“To-night, probably. To-morrow, certainly.”
“And you can trust your friend’s word?”
“As I would trust yours,” said Paul.
Marguerite drew closer to her lover and huddled against him. He put his arm about her. She was trembling. The fun of the masquerade was over. She wondered now how without fear she could have wandered with her black servant through the narrow, crowded markets and in those deep, maze-like streets; she pictured to herself the men; furtive, sleek Fasi; wild creatures from the hills with long muskets gleaming with mother-of-pearl; brawny men of the people, and she painted their faces with the colours and the fire of fury and fanaticism. This little house shut in and crowded about with a thousand houses! She had thought of it as a secret palace hidden away in the uncharted centre of a maze. Now it seemed to her a trap set in a jungle of tigers—a trap in which she and Paul were caught. And her thoughts suddenly took a turn. No, only she was in that trap.

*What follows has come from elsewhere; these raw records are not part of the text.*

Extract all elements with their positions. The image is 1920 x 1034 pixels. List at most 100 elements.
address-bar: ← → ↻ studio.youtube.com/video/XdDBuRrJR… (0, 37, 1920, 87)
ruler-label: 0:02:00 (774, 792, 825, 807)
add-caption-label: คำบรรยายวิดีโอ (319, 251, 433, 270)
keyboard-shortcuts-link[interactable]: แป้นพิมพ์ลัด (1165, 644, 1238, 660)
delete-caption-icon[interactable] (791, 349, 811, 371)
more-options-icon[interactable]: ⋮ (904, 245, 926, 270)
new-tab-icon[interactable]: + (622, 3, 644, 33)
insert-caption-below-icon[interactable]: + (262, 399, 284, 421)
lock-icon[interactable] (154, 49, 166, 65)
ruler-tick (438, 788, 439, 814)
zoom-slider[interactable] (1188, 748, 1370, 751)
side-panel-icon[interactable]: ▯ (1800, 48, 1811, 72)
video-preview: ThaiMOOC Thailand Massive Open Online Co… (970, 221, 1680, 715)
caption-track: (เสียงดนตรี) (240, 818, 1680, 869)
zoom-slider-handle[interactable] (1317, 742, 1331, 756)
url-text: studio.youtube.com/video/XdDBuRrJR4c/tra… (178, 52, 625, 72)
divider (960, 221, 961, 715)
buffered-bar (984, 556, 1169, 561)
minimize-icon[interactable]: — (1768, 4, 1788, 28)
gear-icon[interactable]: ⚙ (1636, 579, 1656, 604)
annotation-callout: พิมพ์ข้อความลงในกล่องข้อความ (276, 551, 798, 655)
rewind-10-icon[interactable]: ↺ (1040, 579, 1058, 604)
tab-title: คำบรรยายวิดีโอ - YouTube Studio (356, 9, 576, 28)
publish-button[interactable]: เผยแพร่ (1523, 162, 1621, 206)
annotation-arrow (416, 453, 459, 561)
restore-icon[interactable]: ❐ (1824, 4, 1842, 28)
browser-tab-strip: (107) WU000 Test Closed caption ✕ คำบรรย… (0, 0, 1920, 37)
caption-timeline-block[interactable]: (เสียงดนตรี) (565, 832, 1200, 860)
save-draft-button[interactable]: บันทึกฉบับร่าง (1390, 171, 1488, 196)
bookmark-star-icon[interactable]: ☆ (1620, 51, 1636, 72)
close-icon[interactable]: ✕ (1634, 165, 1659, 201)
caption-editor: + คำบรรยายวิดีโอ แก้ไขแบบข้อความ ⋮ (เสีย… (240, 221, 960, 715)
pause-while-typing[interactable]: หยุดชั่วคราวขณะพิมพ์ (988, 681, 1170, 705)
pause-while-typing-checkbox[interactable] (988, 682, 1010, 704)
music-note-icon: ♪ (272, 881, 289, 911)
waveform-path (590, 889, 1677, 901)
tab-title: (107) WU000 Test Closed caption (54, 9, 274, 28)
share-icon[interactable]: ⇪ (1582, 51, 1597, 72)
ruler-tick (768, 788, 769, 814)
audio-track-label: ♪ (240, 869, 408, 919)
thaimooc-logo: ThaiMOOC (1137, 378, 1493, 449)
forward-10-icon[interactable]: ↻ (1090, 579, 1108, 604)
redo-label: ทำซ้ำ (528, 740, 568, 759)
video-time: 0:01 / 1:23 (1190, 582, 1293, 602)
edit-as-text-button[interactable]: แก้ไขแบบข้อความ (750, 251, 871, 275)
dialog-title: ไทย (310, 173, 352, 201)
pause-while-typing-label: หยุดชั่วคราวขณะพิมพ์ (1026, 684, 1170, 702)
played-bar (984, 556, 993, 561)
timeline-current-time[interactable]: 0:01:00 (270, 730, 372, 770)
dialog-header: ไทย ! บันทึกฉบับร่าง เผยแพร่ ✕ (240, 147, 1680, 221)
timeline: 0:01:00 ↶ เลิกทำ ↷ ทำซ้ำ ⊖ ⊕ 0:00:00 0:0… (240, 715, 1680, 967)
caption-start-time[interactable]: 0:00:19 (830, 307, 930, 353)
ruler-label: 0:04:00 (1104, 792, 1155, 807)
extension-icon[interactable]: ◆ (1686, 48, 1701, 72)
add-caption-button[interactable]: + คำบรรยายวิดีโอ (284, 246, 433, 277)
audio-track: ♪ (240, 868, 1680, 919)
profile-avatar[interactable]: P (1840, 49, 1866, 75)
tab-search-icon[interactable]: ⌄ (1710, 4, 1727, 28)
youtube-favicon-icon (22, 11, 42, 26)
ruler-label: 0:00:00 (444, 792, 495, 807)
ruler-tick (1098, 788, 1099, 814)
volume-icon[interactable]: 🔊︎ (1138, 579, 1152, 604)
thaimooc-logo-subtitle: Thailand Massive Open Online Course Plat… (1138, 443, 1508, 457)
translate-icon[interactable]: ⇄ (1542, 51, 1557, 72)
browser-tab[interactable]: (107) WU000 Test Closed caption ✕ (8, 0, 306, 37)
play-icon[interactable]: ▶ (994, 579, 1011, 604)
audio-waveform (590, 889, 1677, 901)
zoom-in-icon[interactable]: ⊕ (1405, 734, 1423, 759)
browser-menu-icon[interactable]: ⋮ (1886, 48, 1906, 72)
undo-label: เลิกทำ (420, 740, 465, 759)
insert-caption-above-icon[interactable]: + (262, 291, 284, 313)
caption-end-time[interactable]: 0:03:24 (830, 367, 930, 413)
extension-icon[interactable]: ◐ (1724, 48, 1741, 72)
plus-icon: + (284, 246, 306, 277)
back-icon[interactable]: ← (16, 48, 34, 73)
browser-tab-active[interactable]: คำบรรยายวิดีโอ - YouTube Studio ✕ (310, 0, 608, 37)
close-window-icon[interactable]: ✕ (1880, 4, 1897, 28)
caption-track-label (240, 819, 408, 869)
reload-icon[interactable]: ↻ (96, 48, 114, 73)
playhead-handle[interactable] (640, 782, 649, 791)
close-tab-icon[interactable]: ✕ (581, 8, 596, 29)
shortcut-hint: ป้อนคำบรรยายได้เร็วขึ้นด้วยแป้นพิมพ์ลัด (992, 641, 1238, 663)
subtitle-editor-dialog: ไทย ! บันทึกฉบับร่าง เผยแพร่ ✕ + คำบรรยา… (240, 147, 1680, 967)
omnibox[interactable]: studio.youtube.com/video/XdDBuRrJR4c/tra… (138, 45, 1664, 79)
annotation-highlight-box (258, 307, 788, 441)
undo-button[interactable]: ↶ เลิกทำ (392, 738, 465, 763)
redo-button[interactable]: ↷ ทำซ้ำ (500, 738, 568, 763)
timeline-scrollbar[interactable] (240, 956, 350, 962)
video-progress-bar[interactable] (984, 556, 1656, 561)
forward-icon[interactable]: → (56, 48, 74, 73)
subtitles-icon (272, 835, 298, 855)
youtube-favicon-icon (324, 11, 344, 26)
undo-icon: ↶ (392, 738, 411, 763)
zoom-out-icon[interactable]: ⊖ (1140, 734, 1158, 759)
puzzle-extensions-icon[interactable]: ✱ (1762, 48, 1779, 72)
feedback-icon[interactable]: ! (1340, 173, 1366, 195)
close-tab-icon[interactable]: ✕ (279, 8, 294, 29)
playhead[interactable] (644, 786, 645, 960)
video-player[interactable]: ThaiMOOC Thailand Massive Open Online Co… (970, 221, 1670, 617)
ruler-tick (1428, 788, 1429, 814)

She listened, turning her face upwards to the open roof. The city was still quiet.
“Paul, there are other Christians scattered in houses in the town.”
“Yes.”
“Couldn’t you give a warning? So that troops from the camp might be hurried into the town? Leave your uniform here! Dress in your djellaba and your Moorish clothes. You can reach headquarters—”
“I have already been there. They will not believe,” said Paul.
Marguerite thought for a little while, summoning her strength to assist her, and the memory of the great debt she owed her lover.